During these front-seat fights, Kevin and I would stop punching each other and watch from behind as our father quietly fumed. We couldn’t relax and start pestering each other again until Mom fell silent and Dad managed to change the subject.
I began working at the paper when I was ten, hauling a few bundles of freshly inked newspapers to the bus depot and to neighborhood groceries, drug stores, and coffee shops. Downtown I covered on foot. I would gather up an order or two and head out of the back door of the plant past a one-room jail that sat behind city hall. Occasionally, I stopped to jaw with a drunk who was still stuck inside come late afternoon. By the time I was in junior high, I used to pick up an extra dollar now and then by making a cigarette run for the guys drying out in the old jail. One day a printer saw me making the exchange, and my father put a stop to the cigarette runs with a threat to bar me from playing on the junior high basketball team.
The next jobs my father assigned me proved harder: painting the back shop, pouring castings of hot lead in the stereotype room, stuffing papers.
In 1952, things changed at the newspaper. Longshire sold his interest in The Argus-Observer to my parents to help finance his purchase of an interest in a major Willamette Valley daily. And that was the year my father hired Hugh Storm as news editor. At the outset, Hugh’s work ethic was good enough that it gave my dad the freedom to do what he’d only dreamed of when Longshire was looking over his shoulder. He began writing a front-page column. It gave him a place to publish observations that ranged well beyond what he felt belonged in an editorial. That was his excuse, at least, for his column, which he called “The Argus Observes” and which he continued to produce off and on for five years.

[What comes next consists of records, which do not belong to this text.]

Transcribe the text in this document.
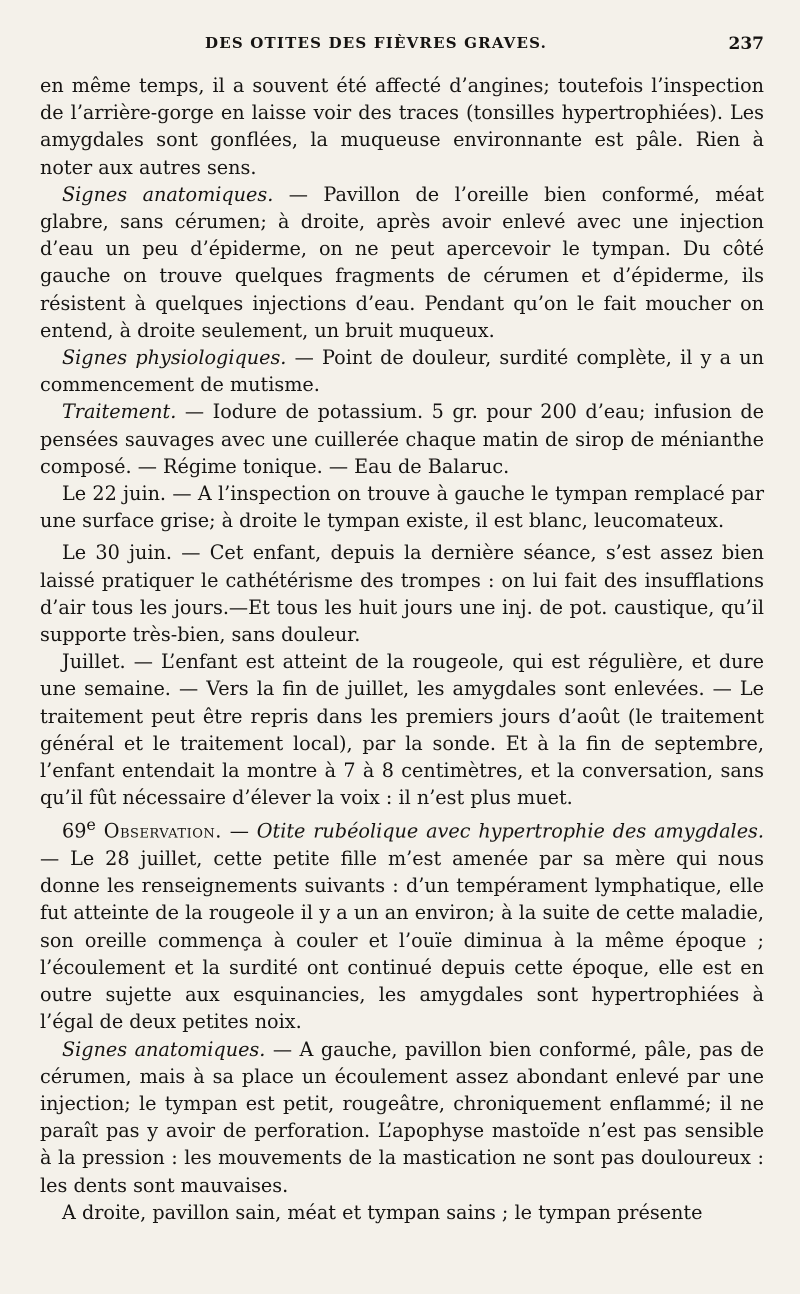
DES OTITES DES FIÈVRES GRAVES.	237

en même temps, il a souvent été affecté d’angines; toutefois l’inspection de l’arrière-gorge en laisse voir des traces (tonsilles hypertrophiées). Les amygdales sont gonflées, la muqueuse environnante est pâle. Rien à noter aux autres sens.

Signes anatomiques. — Pavillon de l’oreille bien conformé, méat glabre, sans cérumen; à droite, après avoir enlevé avec une injection d’eau un peu d’épiderme, on ne peut apercevoir le tympan. Du côté gauche on trouve quelques fragments de cérumen et d’épiderme, ils résistent à quelques injections d’eau. Pendant qu’on le fait moucher on entend, à droite seulement, un bruit muqueux.

Signes physiologiques. — Point de douleur, surdité complète, il y a un commencement de mutisme.

Traitement. — Iodure de potassium. 5 gr. pour 200 d’eau; infusion de pensées sauvages avec une cuillerée chaque matin de sirop de ménianthe composé. — Régime tonique. — Eau de Balaruc.

Le 22 juin. — A l’inspection on trouve à gauche le tympan remplacé par une surface grise; à droite le tympan existe, il est blanc, leucomateux.

Le 30 juin. — Cet enfant, depuis la dernière séance, s’est assez bien laissé pratiquer le cathétérisme des trompes : on lui fait des insufflations d’air tous les jours.—Et tous les huit jours une inj. de pot. caustique, qu’il supporte très-bien, sans douleur.

Juillet. — L’enfant est atteint de la rougeole, qui est régulière, et dure une semaine. — Vers la fin de juillet, les amygdales sont enlevées. — Le traitement peut être repris dans les premiers jours d’août (le traitement général et le traitement local), par la sonde. Et à la fin de septembre, l’enfant entendait la montre à 7 à 8 centimètres, et la conversation, sans qu’il fût nécessaire d’élever la voix : il n’est plus muet.

69e Observation. — Otite rubéolique avec hypertrophie des amygdales. — Le 28 juillet, cette petite fille m’est amenée par sa mère qui nous donne les renseignements suivants : d’un tempérament lymphatique, elle fut atteinte de la rougeole il y a un an environ; à la suite de cette maladie, son oreille commença à couler et l’ouïe diminua à la même époque ; l’écoulement et la surdité ont continué depuis cette époque, elle est en outre sujette aux esquinancies, les amygdales sont hypertrophiées à l’égal de deux petites noix.

Signes anatomiques. — A gauche, pavillon bien conformé, pâle, pas de cérumen, mais à sa place un écoulement assez abondant enlevé par une injection; le tympan est petit, rougeâtre, chroniquement enflammé; il ne paraît pas y avoir de perforation. L’apophyse mastoïde n’est pas sensible à la pression : les mouvements de la mastication ne sont pas douloureux : les dents sont mauvaises.

A droite, pavillon sain, méat et tympan sains ; le tympan présente
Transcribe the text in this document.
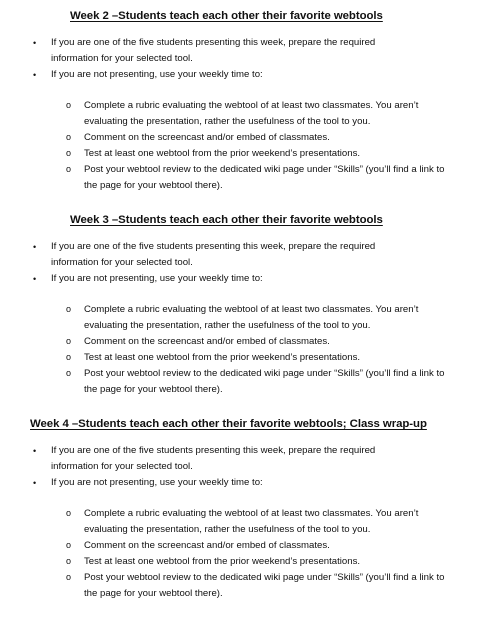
Week 2 –Students teach each other their favorite webtools
• If you are one of the five students presenting this week, prepare the required information for your selected tool.
• If you are not presenting, use your weekly time to:
o Complete a rubric evaluating the webtool of at least two classmates. You aren’t evaluating the presentation, rather the usefulness of the tool to you.
o Comment on the screencast and/or embed of classmates.
o Test at least one webtool from the prior weekend’s presentations.
o Post your webtool review to the dedicated wiki page under “Skills” (you’ll find a link to the page for your webtool there).
Week 3 –Students teach each other their favorite webtools
• If you are one of the five students presenting this week, prepare the required information for your selected tool.
• If you are not presenting, use your weekly time to:
o Complete a rubric evaluating the webtool of at least two classmates. You aren’t evaluating the presentation, rather the usefulness of the tool to you.
o Comment on the screencast and/or embed of classmates.
o Test at least one webtool from the prior weekend’s presentations.
o Post your webtool review to the dedicated wiki page under “Skills” (you’ll find a link to the page for your webtool there).
Week 4 –Students teach each other their favorite webtools; Class wrap-up
• If you are one of the five students presenting this week, prepare the required information for your selected tool.
• If you are not presenting, use your weekly time to:
o Complete a rubric evaluating the webtool of at least two classmates. You aren’t evaluating the presentation, rather the usefulness of the tool to you.
o Comment on the screencast and/or embed of classmates.
o Test at least one webtool from the prior weekend’s presentations.
o Post your webtool review to the dedicated wiki page under “Skills” (you’ll find a link to the page for your webtool there).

By the time Hugh Storm had been news editor for more than a year, he was easily my favorite employee at the paper. To function well as a country editor, my dad liked to say, it was necessary to have not only a little flair but also to be a bit independent of what people thought of you. The most independent – certainly the most addicted to hanging out in the local bars – was Hugh, a short, beet-shaped man with nicotine stained fingers, a plump but beak-nosed face, and a rarely employed ability to charm most anyone with a gruff compliment.
When Hugh arrived, the women in the front office learned that he was married but had left his wife in Yakima, Washington, where he lived before he came to Farewell Bend. They soon began asking when she would arrive in town. Hugh’s response was that his wife was a “very, very large woman.” He said he doubted that people in Farewell Bend would accept her.
It turned out, as my father liked to tell the story, that was pure fantasy. When she finally came to town, she was petite and beautiful, my dad said, adding, “I’m really not sure how a guy who looks like Hugh and drinks like a fish ever got such an attractive woman to live with him.”